I’d much rather go home today, but I can see the sense in his suggestion. I agree and am rewarded by the wash of warm relief on his face.
I spend the rest of the day in Micah’s room. Not because I’m too weak to do normal, daily routines but because I’m too exhausted to want to try. I don’t want to put on a strong face for a bunch of strangers, and Micah obviously thinks that my resting all afternoon is the right thing to do.

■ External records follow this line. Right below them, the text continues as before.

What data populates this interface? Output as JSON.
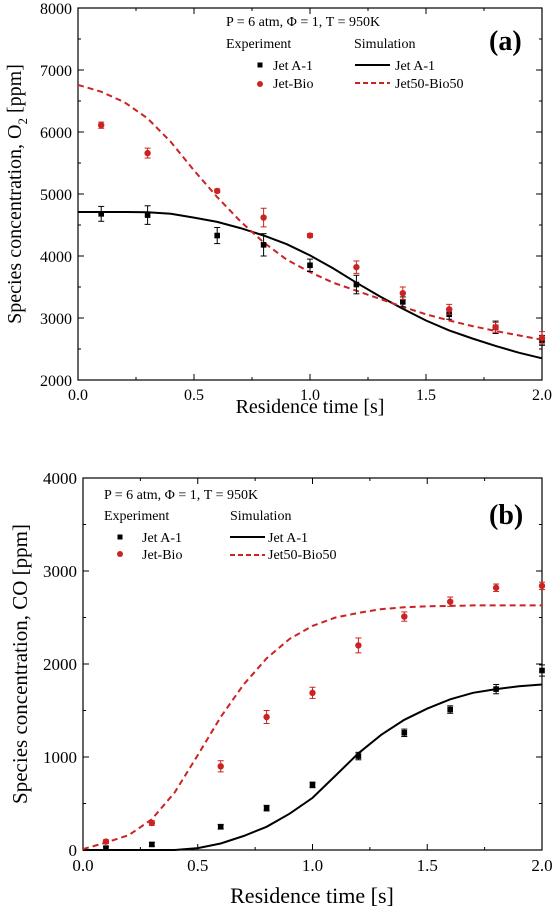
{
  "chart_data": [
    {
      "type": "scatter",
      "panel_label": "(a)",
      "conditions": "P = 6 atm, Φ = 1, T = 950K",
      "legend_experiment_title": "Experiment",
      "legend_simulation_title": "Simulation",
      "xlabel": "Residence time [s]",
      "ylabel_main": "Species concentration, O",
      "ylabel_sub": "2",
      "ylabel_unit": " [ppm]",
      "xlim": [
        0,
        2.0
      ],
      "ylim": [
        2000,
        8000
      ],
      "xticks": [
        "0.0",
        "0.5",
        "1.0",
        "1.5",
        "2.0"
      ],
      "yticks": [
        "2000",
        "3000",
        "4000",
        "5000",
        "6000",
        "7000",
        "8000"
      ],
      "grid": false,
      "legend_position": "top-right",
      "series": [
        {
          "name": "Jet A-1",
          "kind": "experiment",
          "marker": "square",
          "color": "#000000",
          "x": [
            0.1,
            0.3,
            0.6,
            0.8,
            1.0,
            1.2,
            1.4,
            1.6,
            1.8,
            2.0
          ],
          "y": [
            4680,
            4660,
            4330,
            4180,
            3850,
            3540,
            3260,
            3060,
            2850,
            2640
          ],
          "err": [
            120,
            150,
            130,
            180,
            100,
            150,
            80,
            80,
            100,
            80
          ]
        },
        {
          "name": "Jet-Bio",
          "kind": "experiment",
          "marker": "circle",
          "color": "#cc2222",
          "x": [
            0.1,
            0.3,
            0.6,
            0.8,
            1.0,
            1.2,
            1.4,
            1.6,
            1.8,
            2.0
          ],
          "y": [
            6110,
            5660,
            5050,
            4620,
            4330,
            3820,
            3400,
            3140,
            2850,
            2680
          ],
          "err": [
            50,
            80,
            30,
            150,
            30,
            100,
            100,
            80,
            80,
            100
          ]
        },
        {
          "name": "Jet A-1",
          "kind": "simulation",
          "style": "solid",
          "color": "#000000",
          "x": [
            0.0,
            0.1,
            0.2,
            0.3,
            0.4,
            0.5,
            0.6,
            0.7,
            0.8,
            0.9,
            1.0,
            1.1,
            1.2,
            1.3,
            1.4,
            1.5,
            1.6,
            1.7,
            1.8,
            1.9,
            2.0
          ],
          "y": [
            4710,
            4710,
            4710,
            4705,
            4680,
            4620,
            4550,
            4450,
            4330,
            4190,
            4010,
            3800,
            3570,
            3350,
            3150,
            2960,
            2800,
            2670,
            2550,
            2440,
            2350
          ]
        },
        {
          "name": "Jet50-Bio50",
          "kind": "simulation",
          "style": "dashed",
          "color": "#cc2222",
          "x": [
            0.0,
            0.1,
            0.2,
            0.3,
            0.4,
            0.5,
            0.6,
            0.7,
            0.8,
            0.9,
            1.0,
            1.1,
            1.2,
            1.3,
            1.4,
            1.5,
            1.6,
            1.7,
            1.8,
            1.9,
            2.0
          ],
          "y": [
            6760,
            6650,
            6480,
            6220,
            5840,
            5380,
            4950,
            4560,
            4220,
            3940,
            3740,
            3570,
            3440,
            3310,
            3180,
            3060,
            2960,
            2870,
            2790,
            2720,
            2650
          ]
        }
      ]
    },
    {
      "type": "scatter",
      "panel_label": "(b)",
      "conditions": "P = 6 atm, Φ = 1, T = 950K",
      "legend_experiment_title": "Experiment",
      "legend_simulation_title": "Simulation",
      "xlabel": "Residence time [s]",
      "ylabel_main": "Species concentration, CO [ppm]",
      "xlim": [
        0,
        2.0
      ],
      "ylim": [
        0,
        4000
      ],
      "xticks": [
        "0.0",
        "0.5",
        "1.0",
        "1.5",
        "2.0"
      ],
      "yticks": [
        "0",
        "1000",
        "2000",
        "3000",
        "4000"
      ],
      "grid": false,
      "legend_position": "top-left",
      "series": [
        {
          "name": "Jet A-1",
          "kind": "experiment",
          "marker": "square",
          "color": "#000000",
          "x": [
            0.1,
            0.3,
            0.6,
            0.8,
            1.0,
            1.2,
            1.4,
            1.6,
            1.8,
            2.0
          ],
          "y": [
            20,
            60,
            250,
            450,
            700,
            1010,
            1260,
            1510,
            1730,
            1930
          ],
          "err": [
            15,
            20,
            25,
            30,
            30,
            40,
            40,
            40,
            50,
            60
          ]
        },
        {
          "name": "Jet-Bio",
          "kind": "experiment",
          "marker": "circle",
          "color": "#cc2222",
          "x": [
            0.1,
            0.3,
            0.6,
            0.8,
            1.0,
            1.2,
            1.4,
            1.6,
            1.8,
            2.0
          ],
          "y": [
            90,
            290,
            900,
            1430,
            1690,
            2200,
            2510,
            2670,
            2820,
            2840
          ],
          "err": [
            20,
            25,
            60,
            70,
            60,
            80,
            50,
            50,
            40,
            40
          ]
        },
        {
          "name": "Jet A-1",
          "kind": "simulation",
          "style": "solid",
          "color": "#000000",
          "x": [
            0.0,
            0.1,
            0.2,
            0.3,
            0.4,
            0.5,
            0.6,
            0.7,
            0.8,
            0.9,
            1.0,
            1.1,
            1.2,
            1.3,
            1.4,
            1.5,
            1.6,
            1.7,
            1.8,
            1.9,
            2.0
          ],
          "y": [
            0,
            0,
            0,
            0,
            0,
            20,
            70,
            150,
            250,
            390,
            560,
            800,
            1040,
            1240,
            1400,
            1520,
            1620,
            1690,
            1730,
            1760,
            1780
          ]
        },
        {
          "name": "Jet50-Bio50",
          "kind": "simulation",
          "style": "dashed",
          "color": "#cc2222",
          "x": [
            0.0,
            0.1,
            0.2,
            0.3,
            0.4,
            0.5,
            0.6,
            0.7,
            0.8,
            0.9,
            1.0,
            1.1,
            1.2,
            1.3,
            1.4,
            1.5,
            1.6,
            1.7,
            1.8,
            1.9,
            2.0
          ],
          "y": [
            10,
            80,
            160,
            330,
            620,
            1020,
            1430,
            1780,
            2060,
            2270,
            2410,
            2500,
            2550,
            2590,
            2610,
            2620,
            2625,
            2630,
            2630,
            2630,
            2630
          ]
        }
      ]
    }
  ]
}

Deck and Lilah stop by to check on me and express admiration for my shooting. Burgundy comes by too and ends up hanging out for almost an hour, lounging on the bed beside me and talking through everything that’s happened.
I don’t mind the heart-to-heart as much as I would have six months ago.
In fact, I kind of like it.
Before she leaves, she asks me teasingly if a wedding might be in the future, and if it is, she insists on being either the maid of honor or the best man.
Laughing—it’s as impossible to stay annoyed with her as it is with Micah—I give her a stern look. “Micah and I haven’t even known each other that long.”
“What does that have to do with anything? Micah has never been in love before. Not ever. I’m his sister, and I know.
He always kind of strolled through life, and I wasn’t sure he’d ever want to really grow up.
Step up. You know what I mean? Not that he was ever lazy or immature, but he didn’t want to risk living all the way.
But he’s a different man than he was when I left him.
Maybe some of the change is because he thought he lost me, but more of it is because of you.
He’s not going anywhere, Kat. You could push him away, and he still wouldn’t budge. The man is as stubborn as a mule.”
This makes me laugh again. “That I already know. And my guess is that it runs in the family. But you don’t have to worry.
I’m not going to leave him. I’m not going to break his heart.
I’m not going to push him away. I never knew—” To my surprise, my voice breaks just slightly.
With a wobbly smile, I try again, “I never knew life could be good like this, and I never knew I could trust someone to go through life with me. I’m not going to throw it away now that I’ve found it. ”
Burgundy’s expression twists with emotion the way I’ve seen Micah’s do more than once. She sniffs, and then she nods. “Good. Because he deserves the life he wants, and that’s obviously with you.”